Roast Muwogo, Kasooli, Gonja and Sweet potato no longer appear on the canteen menus. There is one of two canteens with a monopoly – students have no choice. Where Muwogo exists, the students nickname it ‘Kyalo’ implying that it is for poor villagers. Opportunities for games and recreation have substantially shrunk in schools as the already very stressed children sit for 12 straight hours a day and are pumped for grades – we are building a generation of very sedentary, high consuming, highly stressed young people.

Priests, Pastors and Imams are revered and admired people in African communities and society therefore expects them to have the best quality of life. In UG, this means that they should eat the fattiest, savoriest food and watch the largest TVs after retiring from their spiritual duties every day.

Now, knowing what I know, I found it utterly stupid that the recent passing of our beloved Archbishop has gotten conspiracy theorists spinning all kinds of stories about his cause of death. Well, people can think what they want, but when you have a 68 year old man with Grade III obesity, who is said to have had diabetes and hypertension for several years, and who has a recurrent history of suddenly collapsing at public functions including very solemn ones (I witnessed one of these incidents at an ordination ceremony in 2008), would your first differential be foul play? Would an autopsy finding of a massive heart attack following blockage of the Coronary artery be a distant possibility. Educated people with degrees thinking with their bums like uneducated witches.

All I could conclude is that we have a large army of pseudo-educated planktons in Uganda. What people should do is use the health struggles of the fallen prelate to learn a thing or two about lifestyle diseases and to seek knowledge about how to effectively modify our lifestyles to live healthier – living healthy is not an easy thing and unlike Malaria, the ‘mosquitoes’ that cause diabetes and heart disease work silently for 20 years, hidden in plain sight within comfortable livelihoods and nibbling away at our lives, and by the time the disease is manifest, it is often too late to reverse it!

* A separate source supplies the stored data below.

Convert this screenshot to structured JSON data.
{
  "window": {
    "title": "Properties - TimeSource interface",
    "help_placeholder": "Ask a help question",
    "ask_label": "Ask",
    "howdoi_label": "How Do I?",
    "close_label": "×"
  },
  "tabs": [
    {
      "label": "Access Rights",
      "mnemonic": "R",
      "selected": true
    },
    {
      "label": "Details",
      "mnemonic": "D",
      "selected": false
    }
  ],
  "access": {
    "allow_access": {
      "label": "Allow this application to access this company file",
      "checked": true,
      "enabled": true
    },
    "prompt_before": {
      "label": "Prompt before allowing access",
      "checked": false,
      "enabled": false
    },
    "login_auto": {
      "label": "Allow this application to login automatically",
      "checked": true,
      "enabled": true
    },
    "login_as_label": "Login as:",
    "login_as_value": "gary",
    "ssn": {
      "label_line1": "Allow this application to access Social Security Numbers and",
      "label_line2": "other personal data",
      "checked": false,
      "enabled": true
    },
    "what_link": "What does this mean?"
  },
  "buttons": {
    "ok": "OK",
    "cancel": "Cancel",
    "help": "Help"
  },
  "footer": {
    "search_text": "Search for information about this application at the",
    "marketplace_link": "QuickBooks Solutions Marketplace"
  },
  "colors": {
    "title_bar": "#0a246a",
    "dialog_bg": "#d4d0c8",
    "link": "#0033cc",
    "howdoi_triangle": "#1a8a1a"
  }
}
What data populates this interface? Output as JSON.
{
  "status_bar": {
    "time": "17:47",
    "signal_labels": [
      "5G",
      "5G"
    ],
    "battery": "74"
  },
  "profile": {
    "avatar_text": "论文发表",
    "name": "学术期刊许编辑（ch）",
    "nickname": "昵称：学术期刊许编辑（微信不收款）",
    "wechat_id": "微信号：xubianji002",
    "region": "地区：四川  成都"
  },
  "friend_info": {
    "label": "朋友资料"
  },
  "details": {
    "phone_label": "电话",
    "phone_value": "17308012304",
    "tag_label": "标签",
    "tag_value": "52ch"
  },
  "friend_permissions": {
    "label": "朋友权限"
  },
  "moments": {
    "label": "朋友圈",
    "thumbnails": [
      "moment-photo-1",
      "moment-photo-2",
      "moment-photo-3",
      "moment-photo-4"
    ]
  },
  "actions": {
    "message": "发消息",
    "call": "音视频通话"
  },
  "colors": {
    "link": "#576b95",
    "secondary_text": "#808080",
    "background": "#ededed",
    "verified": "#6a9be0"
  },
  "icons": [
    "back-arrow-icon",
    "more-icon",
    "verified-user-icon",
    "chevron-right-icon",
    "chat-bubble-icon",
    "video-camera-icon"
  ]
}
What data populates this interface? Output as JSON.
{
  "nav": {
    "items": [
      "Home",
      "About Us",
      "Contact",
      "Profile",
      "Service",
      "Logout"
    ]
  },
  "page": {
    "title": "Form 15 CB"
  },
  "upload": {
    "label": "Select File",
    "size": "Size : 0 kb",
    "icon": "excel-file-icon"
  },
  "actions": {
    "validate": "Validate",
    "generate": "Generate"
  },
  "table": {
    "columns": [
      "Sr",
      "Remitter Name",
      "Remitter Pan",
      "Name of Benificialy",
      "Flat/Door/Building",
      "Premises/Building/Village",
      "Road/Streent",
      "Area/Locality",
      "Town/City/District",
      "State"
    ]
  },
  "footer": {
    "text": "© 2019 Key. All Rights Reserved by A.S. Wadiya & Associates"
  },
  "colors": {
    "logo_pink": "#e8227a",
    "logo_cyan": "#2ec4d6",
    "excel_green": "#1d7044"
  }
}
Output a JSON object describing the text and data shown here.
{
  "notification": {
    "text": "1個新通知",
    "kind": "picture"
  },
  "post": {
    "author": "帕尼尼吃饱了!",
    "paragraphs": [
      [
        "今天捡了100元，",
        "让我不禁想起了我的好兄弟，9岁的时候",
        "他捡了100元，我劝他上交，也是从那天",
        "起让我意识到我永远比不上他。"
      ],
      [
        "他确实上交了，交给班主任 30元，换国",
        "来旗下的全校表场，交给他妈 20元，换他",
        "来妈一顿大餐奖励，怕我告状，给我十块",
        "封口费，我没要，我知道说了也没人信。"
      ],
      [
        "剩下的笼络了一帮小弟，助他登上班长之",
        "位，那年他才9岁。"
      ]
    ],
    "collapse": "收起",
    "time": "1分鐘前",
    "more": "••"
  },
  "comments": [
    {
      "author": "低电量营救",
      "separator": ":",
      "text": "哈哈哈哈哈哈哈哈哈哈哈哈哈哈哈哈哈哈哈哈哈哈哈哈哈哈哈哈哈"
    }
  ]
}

Our priests, pastors and imams should also learn from this situation that they are a high risk group for lifestyle diseases, mainly based on their ‘high quality of life’ as prescribed by the Ugandan yard-stick. We have observed several priests and pastors collapsing, some of them dying suddenly.

I know many of these institutions are extremely conservative and impervious to change that is not rooted in doctrine but isn’t the objective of religion to preserve life, to promote wellbeing so that life is lived to its fullest? If so, then faiths-groups should become a partner in preaching healthy living.

Of course healthy lifestyles are not full-proof in preventing NCDs – we have many other underlying genetic predispositions that can hasten these diseases – but something can certainly be done to prevent some avoidable early deaths and much of this needs to start much earlier before these diseases have taken over our bodies.

May our Archbishop Dr. Cyprian Kizito Lwanga rest in peace! And may the inept conspiracy theorists repent and turn to healthier lifestyles and better make use of their nimble idle brains. Heart disease is real!